Yes, about that, why isn’t Trump being held to the same high standards?

“Trump has demonstrated the ability to get away with and be rewarded for things that until him basically were disqualifying. He does seem to be breaking all the rules in a way that has a lot of us scratching our heads - and in some cases, wringing our hands with concern about what our political process has become.”

Are we, as media consumers, partly responsible for unleashing the beast of mercenary political commentary and the plunge to rock bottom?

“There are some people who see this film and blame the media. It’s all the media’s fault and if it weren’t for the media, Anthony would have a great career. I think that’s overly simplistic. We all play a role in the system as it functions now. Of course the media played a role, but so did Anthony and so do we as consumers. It’s a complex dynamic.”

Given the Trump factor, is it conceivable Weiner could rise again? 

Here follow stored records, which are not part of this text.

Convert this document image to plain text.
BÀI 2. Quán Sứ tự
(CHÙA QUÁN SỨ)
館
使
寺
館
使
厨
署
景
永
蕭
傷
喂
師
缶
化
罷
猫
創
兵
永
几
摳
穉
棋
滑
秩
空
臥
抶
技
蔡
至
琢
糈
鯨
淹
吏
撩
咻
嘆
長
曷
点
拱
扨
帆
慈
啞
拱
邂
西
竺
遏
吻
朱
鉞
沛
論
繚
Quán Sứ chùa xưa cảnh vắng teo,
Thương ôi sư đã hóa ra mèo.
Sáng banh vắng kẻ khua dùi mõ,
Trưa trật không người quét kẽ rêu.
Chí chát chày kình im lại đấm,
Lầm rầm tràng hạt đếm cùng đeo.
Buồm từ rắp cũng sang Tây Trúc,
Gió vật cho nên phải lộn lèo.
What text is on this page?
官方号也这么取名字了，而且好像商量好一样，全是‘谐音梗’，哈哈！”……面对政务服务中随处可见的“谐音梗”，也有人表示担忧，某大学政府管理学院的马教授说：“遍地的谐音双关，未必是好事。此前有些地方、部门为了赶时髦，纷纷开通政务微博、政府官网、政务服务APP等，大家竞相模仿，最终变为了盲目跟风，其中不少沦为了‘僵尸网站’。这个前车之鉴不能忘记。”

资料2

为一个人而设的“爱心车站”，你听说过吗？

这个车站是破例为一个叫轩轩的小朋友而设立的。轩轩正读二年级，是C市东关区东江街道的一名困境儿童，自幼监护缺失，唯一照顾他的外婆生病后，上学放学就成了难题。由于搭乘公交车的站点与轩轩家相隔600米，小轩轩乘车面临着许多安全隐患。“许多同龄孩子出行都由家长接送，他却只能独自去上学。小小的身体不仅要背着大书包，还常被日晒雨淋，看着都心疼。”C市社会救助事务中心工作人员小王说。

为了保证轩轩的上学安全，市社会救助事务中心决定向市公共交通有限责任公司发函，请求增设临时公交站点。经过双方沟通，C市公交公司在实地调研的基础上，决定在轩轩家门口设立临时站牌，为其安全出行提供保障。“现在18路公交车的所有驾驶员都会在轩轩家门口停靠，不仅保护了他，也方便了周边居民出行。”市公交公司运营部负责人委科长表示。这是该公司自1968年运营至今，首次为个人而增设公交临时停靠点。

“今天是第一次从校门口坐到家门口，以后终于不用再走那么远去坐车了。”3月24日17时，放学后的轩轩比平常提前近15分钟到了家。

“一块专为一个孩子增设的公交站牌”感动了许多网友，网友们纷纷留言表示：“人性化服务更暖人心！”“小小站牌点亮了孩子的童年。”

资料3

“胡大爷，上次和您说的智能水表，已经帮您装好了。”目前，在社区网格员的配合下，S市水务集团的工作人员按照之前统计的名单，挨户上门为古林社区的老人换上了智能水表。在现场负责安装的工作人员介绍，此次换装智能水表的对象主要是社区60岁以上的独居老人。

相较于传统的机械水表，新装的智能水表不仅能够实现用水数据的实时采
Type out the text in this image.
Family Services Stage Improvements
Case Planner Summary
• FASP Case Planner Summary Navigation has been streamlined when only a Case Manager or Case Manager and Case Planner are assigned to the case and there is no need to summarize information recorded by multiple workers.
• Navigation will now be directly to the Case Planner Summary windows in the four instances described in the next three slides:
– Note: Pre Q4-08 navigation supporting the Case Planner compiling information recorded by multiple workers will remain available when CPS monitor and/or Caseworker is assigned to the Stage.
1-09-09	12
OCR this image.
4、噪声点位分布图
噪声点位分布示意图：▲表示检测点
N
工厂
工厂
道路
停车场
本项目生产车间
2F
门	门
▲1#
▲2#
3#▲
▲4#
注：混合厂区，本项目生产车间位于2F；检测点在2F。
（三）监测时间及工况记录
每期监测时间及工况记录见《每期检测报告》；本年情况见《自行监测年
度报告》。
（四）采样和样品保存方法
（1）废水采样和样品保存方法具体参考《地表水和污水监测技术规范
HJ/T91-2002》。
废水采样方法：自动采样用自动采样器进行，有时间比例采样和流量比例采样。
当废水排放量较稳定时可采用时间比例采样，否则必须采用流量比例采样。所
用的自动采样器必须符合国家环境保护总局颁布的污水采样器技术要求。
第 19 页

“Anthony recognises his political carer is probably over. He asked for a second chance and it obviously didn’t go well. He has said that it’s hard to imagine he could be taken seriously again, but one thing we’re seeing in this politically toxic atmosphere today is that few of us have any idea of what’s going on anymore and it’s very hard to predict the future.

He obviously has tremendous talent as a politician with extraordinary charisma and he’s really good at it. He has political instincts in his bones. We’ll see what happens next.”

Weiner is currently screening at the Melbourne International Film Festival before a limited season at the Australian Centre for the Moving Image in September.